25.4371 · Motion · 2025-09-26
Département de l'intérieur
L’avis relatif à l’intervention est disponible
Wortlaut
Le Conseil fédéral est chargé de modifier la loi fédérale sur la protection des animaux (LPA) et/ou le code civil (CC ; droit des choses trouvées) afin de préciser expressément que les communes sont responsables des animaux de compagnie trouvés sur leur territoire. Il serait envisageable de compléter l’art. 720a, al. 2, CC comme suit :
« Cette autorité est responsable de l’animal jusqu’à ce qu’un éventuel propriétaire soit retrouvé et prend en charge les frais liés aux premiers soins médicaux .»
Begründung
Aujourd’hui, lorsqu’un particulier trouve un animal de compagnie blessé, il l’amène souvent chez un vétérinaire, lequel est alors tenu, en vertu de la LPA, d’aider l’animal et, dans la mesure du possible, de soulager ses souffrances, faute de quoi il est passible de sanctions. Et ce, sans savoir si le propriétaire pourra être identifié ni qui prendra en charge les frais de traitement.

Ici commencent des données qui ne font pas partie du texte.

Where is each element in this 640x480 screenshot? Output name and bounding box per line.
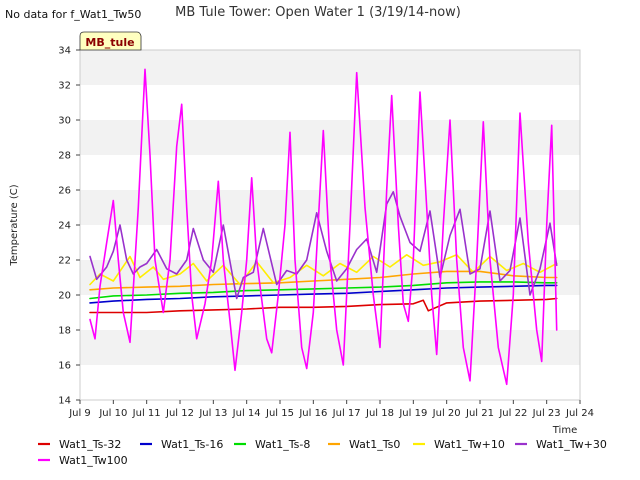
background-band — [80, 120, 580, 155]
legend-label: Wat1_Ts-16 — [161, 438, 223, 451]
y-tick-label: 30 — [58, 116, 71, 127]
x-tick-label: Jul 10 — [98, 408, 127, 419]
x-tick-label: Jul 20 — [432, 408, 461, 419]
x-tick-label: Jul 17 — [332, 408, 361, 419]
y-tick-label: 26 — [58, 186, 71, 197]
x-tick-label: Jul 24 — [565, 408, 594, 419]
x-tick-label: Jul 18 — [365, 408, 394, 419]
x-tick-label: Jul 9 — [68, 408, 91, 419]
plot-background-bands — [80, 50, 580, 400]
y-axis: 14 16 18 20 22 24 26 28 30 32 34 — [58, 46, 80, 407]
x-tick-label: Jul 11 — [132, 408, 161, 419]
series-line-wat1-ts0 — [89, 270, 558, 291]
y-tick-label: 22 — [58, 256, 71, 267]
legend-item: Wat1_Tw100 — [38, 454, 128, 467]
y-tick-label: 18 — [58, 326, 71, 337]
y-tick-label: 32 — [58, 81, 71, 92]
background-band — [80, 330, 580, 365]
x-tick-label: Jul 12 — [165, 408, 194, 419]
y-tick-label: 34 — [58, 46, 71, 57]
y-tick-label: 24 — [58, 221, 71, 232]
x-tick-label: Jul 15 — [265, 408, 294, 419]
x-axis-label: Time — [552, 425, 577, 436]
series-lines — [89, 68, 558, 386]
legend-label: Wat1_Tw100 — [59, 454, 128, 467]
legend-label: Wat1_Tw+30 — [536, 438, 607, 451]
x-tick-label: Jul 22 — [498, 408, 527, 419]
legend-label: Wat1_Tw+10 — [434, 438, 505, 451]
site-tag-label: MB_tule — [85, 36, 134, 49]
legend-item: Wat1_Ts0 — [328, 438, 400, 451]
y-tick-label: 16 — [58, 361, 71, 372]
y-axis-label: Temperature (C) — [9, 184, 20, 266]
series-line-wat1-tw100 — [89, 68, 558, 386]
background-band — [80, 50, 580, 85]
y-tick-label: 14 — [58, 396, 71, 407]
legend-item: Wat1_Ts-8 — [234, 438, 310, 451]
x-axis: Jul 9 Jul 10 Jul 11 Jul 12 Jul 13 Jul 14 Jul 1… — [68, 400, 594, 419]
legend-item: Wat1_Ts-32 — [38, 438, 121, 451]
x-tick-label: Jul 23 — [532, 408, 561, 419]
x-tick-label: Jul 13 — [198, 408, 227, 419]
legend-label: Wat1_Ts0 — [349, 438, 400, 451]
series-line-wat1-ts-32 — [89, 297, 558, 314]
series-line-wat1-ts-8 — [89, 281, 558, 300]
site-tag-box — [79, 31, 142, 51]
background-band — [80, 155, 580, 190]
x-tick-label: Jul 19 — [398, 408, 427, 419]
x-tick-label: Jul 14 — [232, 408, 261, 419]
legend-label: Wat1_Ts-32 — [59, 438, 121, 451]
legend-item: Wat1_Tw+30 — [515, 438, 607, 451]
legend: Wat1_Ts-32 Wat1_Ts-16 Wat1_Ts-8 Wat1_Ts0 Wat… — [38, 438, 607, 467]
y-tick-label: 28 — [58, 151, 71, 162]
series-line-wat1-ts-16 — [89, 284, 558, 304]
x-tick-label: Jul 16 — [298, 408, 327, 419]
no-data-note: No data for f_Wat1_Tw50 — [5, 8, 141, 21]
y-tick-label: 20 — [58, 291, 71, 302]
chart-title: MB Tule Tower: Open Water 1 (3/19/14-now… — [175, 5, 461, 20]
legend-label: Wat1_Ts-8 — [255, 438, 310, 451]
legend-item: Wat1_Ts-16 — [140, 438, 223, 451]
site-tag: MB_tule — [79, 31, 142, 51]
background-band — [80, 365, 580, 400]
background-band — [80, 190, 580, 225]
legend-item: Wat1_Tw+10 — [413, 438, 505, 451]
x-tick-label: Jul 21 — [465, 408, 494, 419]
background-band — [80, 85, 580, 120]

Dans les cas d’urgence sans garantie de prise en charge directe des coûts, les vétérinaires doivent alors souvent prendre la décision pénible et difficile soit de prodiguer à l’animal les soins nécessaires et d’assumer eux-mêmes le risque financier qui en découle soit d’euthanasier directement l’animal.
Cette situation conduit de nombreux vétérinaires, au grand dam de tous les propriétaires d’animaux, à ne plus proposer de service d’urgence, car ils doivent trop souvent supporter les frais s’ils n’euthanasient pas l’animal immédiatement. Il serait important ici d’avoir la certitude que les frais ne seront finalement pas à la charge des vétérinaires, mais seront assumés par les communes si les propriétaires ne sont pas retrouvés.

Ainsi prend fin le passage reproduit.